What really trips me up about the CataCombo is the practical details. I want know what happens if you get a lemon. I don’t like to think of the lengths (and depths) a handyman would have to go to replace a faulty sub-woofer. Or what would happen if a particular track didn’t stop skipping? Does the deceased’s final resting place then become her own cacophonic torture chamber? If I’m going to spend eternity in a human boombox, I need a divine guarantee of battery life.
Then I think of the Ashanti and the Norse. For the Norse, grave goods were an investment in a very real future, insurance for safe passage into the next world. For the Valhalla-bound, insurance meant their sharpest sword. The Ashanti were similarly practical, but they also understood that dance and music were a powerful means to connect to those beyond the grave. What if, of all the possessions in this famine-riddled, war-ridden world, we chose music, not hoes and swords, to take with us into the next?
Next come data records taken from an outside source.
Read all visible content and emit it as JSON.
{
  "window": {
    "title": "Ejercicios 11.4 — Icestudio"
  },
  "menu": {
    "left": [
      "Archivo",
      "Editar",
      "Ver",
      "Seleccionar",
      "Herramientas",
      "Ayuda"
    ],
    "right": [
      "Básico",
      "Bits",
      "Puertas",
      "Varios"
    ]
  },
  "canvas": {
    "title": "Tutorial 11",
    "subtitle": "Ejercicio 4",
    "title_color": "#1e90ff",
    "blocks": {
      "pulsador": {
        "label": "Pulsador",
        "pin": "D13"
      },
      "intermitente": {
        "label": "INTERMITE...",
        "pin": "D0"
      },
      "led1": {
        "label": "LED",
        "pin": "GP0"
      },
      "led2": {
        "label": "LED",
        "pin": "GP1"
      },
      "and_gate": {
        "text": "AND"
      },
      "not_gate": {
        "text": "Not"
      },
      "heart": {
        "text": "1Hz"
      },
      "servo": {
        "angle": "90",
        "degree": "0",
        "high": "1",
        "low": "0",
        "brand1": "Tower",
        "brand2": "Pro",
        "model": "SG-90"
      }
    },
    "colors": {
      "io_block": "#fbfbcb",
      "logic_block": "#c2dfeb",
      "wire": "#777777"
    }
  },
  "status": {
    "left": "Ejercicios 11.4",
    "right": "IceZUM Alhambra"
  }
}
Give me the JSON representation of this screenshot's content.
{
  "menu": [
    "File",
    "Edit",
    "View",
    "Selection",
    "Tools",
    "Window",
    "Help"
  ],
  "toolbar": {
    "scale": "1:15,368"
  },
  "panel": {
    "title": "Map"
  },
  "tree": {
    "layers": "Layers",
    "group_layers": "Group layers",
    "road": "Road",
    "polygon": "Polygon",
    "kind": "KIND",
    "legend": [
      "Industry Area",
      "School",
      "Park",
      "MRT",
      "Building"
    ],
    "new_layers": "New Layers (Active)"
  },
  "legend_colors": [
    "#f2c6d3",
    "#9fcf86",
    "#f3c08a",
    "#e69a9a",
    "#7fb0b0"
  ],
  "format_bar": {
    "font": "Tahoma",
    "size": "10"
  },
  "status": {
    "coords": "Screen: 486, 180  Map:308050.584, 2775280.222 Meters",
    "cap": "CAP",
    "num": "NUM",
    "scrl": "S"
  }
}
The Catacombo, then, might be a way to unplug not from technology, but rather from harsher practicalities. If we start thinking more musically about the next life, what might the repercussions be for this one? If it turns out there is an olam ha’bah and I bypass gehenom for gan eden, I hope Beyonce is there, too.
Anya Lichtenstein recently graduated from the University of Pennsylvania, where she received the Rittenberg Prize for Best Undergraduate Student in English. Anya is the former chairwoman of the Pennsylvania Players Board of Governors, and recently performed the role of Kate Monster in Penn’s Quadramics Theatre Company’s production of Avenue Q.